‘The SuperLearner project: Fast-tracking our understanding of risk and protective factors for substance use and mental health problems’
University of Sydney, NSW
“Risky substance use, depression, suicide and anxiety frequently co-occur, share common risk factors, and interact.”
Associate Professor Tim Slade is Director of Biostatistics and Epidemiology at the Matilda Centre for Research in Substance Use and Mental Health, University of Sydney and Program Lead, Biostatistics for the NHMRC Centre of Research Excellence for Prevention of Mental Illness and Substance Misuse (PREMISE).
His research program in psychiatric epidemiology aims to improve our understanding of the prevalence, correlates and diagnostic validity of mental and substance use disorders with the aim of informing the next generation of prevention and early intervention responses.

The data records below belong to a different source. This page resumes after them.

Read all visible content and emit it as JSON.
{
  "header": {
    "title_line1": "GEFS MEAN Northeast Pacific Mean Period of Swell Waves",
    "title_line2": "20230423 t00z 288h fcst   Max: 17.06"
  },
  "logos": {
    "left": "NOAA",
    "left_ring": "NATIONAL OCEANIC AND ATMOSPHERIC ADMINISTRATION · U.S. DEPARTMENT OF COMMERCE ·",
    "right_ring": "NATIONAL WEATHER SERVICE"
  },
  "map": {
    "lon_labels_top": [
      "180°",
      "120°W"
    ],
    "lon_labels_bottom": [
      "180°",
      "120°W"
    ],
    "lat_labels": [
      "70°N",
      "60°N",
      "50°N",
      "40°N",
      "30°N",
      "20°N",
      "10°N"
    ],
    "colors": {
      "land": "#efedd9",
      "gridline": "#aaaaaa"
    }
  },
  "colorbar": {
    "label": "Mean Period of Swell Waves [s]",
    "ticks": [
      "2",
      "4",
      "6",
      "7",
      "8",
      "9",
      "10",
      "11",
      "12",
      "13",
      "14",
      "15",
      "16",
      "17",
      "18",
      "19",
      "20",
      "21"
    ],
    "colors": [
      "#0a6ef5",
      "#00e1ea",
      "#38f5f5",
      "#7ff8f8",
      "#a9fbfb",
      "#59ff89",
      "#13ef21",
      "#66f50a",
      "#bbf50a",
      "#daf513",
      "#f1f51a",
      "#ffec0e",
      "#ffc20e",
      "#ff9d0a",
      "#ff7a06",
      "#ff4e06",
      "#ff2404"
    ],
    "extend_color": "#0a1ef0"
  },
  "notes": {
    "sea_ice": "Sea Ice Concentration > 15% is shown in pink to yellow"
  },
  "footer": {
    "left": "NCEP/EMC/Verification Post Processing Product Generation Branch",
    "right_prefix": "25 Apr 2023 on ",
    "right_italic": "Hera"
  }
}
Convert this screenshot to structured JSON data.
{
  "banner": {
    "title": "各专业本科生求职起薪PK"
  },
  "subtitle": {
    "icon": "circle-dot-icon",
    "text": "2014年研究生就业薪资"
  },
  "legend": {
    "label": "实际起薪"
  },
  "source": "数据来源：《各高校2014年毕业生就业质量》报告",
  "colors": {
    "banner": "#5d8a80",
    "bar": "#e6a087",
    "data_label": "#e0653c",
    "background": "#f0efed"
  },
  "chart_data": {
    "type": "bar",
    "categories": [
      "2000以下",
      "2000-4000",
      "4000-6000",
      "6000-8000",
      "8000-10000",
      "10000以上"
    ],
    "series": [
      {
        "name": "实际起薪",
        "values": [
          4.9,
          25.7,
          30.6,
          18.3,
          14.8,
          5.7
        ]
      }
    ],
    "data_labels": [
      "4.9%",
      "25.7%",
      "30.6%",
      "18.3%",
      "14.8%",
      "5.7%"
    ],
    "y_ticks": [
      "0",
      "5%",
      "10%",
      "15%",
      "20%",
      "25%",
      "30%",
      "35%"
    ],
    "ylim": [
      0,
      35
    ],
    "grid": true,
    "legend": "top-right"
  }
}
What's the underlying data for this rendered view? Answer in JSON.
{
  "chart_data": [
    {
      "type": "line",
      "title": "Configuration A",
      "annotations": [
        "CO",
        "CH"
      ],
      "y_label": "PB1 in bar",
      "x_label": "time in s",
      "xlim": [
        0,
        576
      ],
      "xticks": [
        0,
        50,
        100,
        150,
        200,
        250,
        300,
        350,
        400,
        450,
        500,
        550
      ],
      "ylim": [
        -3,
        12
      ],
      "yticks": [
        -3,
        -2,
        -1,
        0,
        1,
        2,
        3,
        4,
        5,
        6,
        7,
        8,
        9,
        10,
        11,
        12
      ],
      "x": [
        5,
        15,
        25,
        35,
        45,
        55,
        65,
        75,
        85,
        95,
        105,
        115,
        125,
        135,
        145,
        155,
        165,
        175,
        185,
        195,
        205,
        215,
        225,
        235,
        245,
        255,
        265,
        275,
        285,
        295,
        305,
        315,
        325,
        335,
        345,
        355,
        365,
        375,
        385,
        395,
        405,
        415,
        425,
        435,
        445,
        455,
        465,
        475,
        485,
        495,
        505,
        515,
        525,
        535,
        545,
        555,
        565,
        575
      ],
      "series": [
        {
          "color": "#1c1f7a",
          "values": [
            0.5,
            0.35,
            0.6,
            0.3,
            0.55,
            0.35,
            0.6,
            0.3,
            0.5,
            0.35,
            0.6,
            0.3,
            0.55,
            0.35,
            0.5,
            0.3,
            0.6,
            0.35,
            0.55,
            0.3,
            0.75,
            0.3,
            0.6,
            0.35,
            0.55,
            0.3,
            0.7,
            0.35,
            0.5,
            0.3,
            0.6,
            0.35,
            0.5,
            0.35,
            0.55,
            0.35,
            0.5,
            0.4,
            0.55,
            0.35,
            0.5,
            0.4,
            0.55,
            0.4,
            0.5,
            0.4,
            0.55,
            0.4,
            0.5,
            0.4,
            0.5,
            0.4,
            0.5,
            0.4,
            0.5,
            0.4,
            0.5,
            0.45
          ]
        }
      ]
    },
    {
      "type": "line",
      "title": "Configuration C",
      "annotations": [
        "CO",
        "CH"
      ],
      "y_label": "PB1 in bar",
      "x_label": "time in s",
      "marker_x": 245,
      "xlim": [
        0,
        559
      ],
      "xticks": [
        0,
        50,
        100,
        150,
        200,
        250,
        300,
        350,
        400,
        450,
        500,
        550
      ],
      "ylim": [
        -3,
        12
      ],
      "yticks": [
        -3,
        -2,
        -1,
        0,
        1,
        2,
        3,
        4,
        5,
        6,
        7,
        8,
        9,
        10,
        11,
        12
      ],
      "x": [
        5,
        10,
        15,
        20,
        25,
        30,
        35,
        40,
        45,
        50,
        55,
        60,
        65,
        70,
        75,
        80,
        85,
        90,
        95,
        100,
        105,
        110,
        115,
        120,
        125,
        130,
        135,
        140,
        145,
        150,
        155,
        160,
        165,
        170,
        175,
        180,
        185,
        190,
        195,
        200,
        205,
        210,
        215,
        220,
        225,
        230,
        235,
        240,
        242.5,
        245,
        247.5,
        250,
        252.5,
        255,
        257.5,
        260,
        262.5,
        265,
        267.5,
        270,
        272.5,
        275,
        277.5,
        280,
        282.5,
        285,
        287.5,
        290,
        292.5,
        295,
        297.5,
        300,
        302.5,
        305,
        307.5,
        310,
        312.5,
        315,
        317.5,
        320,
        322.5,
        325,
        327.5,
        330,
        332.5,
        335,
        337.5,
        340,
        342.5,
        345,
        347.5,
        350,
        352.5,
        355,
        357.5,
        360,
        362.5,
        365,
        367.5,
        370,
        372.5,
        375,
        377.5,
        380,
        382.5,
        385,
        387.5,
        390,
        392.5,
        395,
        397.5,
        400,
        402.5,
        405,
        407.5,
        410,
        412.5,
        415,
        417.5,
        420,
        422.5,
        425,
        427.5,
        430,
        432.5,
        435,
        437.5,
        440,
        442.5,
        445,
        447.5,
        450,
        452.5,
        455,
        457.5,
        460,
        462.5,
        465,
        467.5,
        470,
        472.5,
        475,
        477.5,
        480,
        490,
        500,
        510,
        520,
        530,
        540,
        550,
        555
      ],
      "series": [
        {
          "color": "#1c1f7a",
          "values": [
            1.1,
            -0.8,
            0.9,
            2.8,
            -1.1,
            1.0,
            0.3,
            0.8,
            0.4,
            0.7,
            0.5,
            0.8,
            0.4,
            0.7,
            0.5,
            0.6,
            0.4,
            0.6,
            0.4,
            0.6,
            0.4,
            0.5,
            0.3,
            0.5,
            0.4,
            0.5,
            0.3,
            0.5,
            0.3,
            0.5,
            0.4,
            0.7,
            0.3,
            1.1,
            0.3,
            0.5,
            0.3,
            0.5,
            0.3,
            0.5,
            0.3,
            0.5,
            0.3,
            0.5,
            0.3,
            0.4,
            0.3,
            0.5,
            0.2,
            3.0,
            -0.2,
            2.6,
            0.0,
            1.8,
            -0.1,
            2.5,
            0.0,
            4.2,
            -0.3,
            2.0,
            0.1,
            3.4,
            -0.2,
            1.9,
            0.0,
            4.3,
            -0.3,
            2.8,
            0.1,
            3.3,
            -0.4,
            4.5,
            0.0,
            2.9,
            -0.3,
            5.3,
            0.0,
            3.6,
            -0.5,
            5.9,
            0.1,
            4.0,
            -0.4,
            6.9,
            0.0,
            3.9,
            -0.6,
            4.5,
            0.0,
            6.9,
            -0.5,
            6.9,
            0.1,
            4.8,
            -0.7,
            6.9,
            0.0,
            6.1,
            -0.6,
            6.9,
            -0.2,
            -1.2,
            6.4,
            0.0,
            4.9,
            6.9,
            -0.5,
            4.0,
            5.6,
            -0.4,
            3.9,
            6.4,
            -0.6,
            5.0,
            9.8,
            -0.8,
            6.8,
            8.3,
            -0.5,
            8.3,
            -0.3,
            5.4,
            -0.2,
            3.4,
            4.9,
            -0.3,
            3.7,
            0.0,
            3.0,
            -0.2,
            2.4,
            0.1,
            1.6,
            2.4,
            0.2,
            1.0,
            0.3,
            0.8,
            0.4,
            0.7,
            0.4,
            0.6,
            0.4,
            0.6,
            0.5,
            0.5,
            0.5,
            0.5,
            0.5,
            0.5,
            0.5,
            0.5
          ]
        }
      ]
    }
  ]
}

Substance use and mental disorders are the leading causes of disease burden among young people. These disorders often start on the cusp of young adulthood and once established have an insidious course that disrupts functioning across a range of educational, occupational, social and relationship domains. The epidemiological landscape of mental and substance use disorders has seen major shifts over the last 10-15 years. Recent cohort changes around the globe have provided evidence for increases in mental health problems in adolescence alongside decreases in rates of substance use calling for a better understanding of these complex developmental relationships to inform the next generation of prevention efforts.
Our research group has amassed a unique collection of large-scale data sets (N=18,648) containing longitudinal data spanning over 7 years across adolescence on a wide range of potential predictors of substance use and mental health problems. Employing modern causal statistical methods, this project will identify risk and protective factors that increase or decreases the chances of developing substance use and mental health problems over the critical adolescent period.
Co-Investigators: A/Professor Nicola Newton, A/Professor Cath Chapman, Dr Matthew Sunderland and Professor Maree Teesson.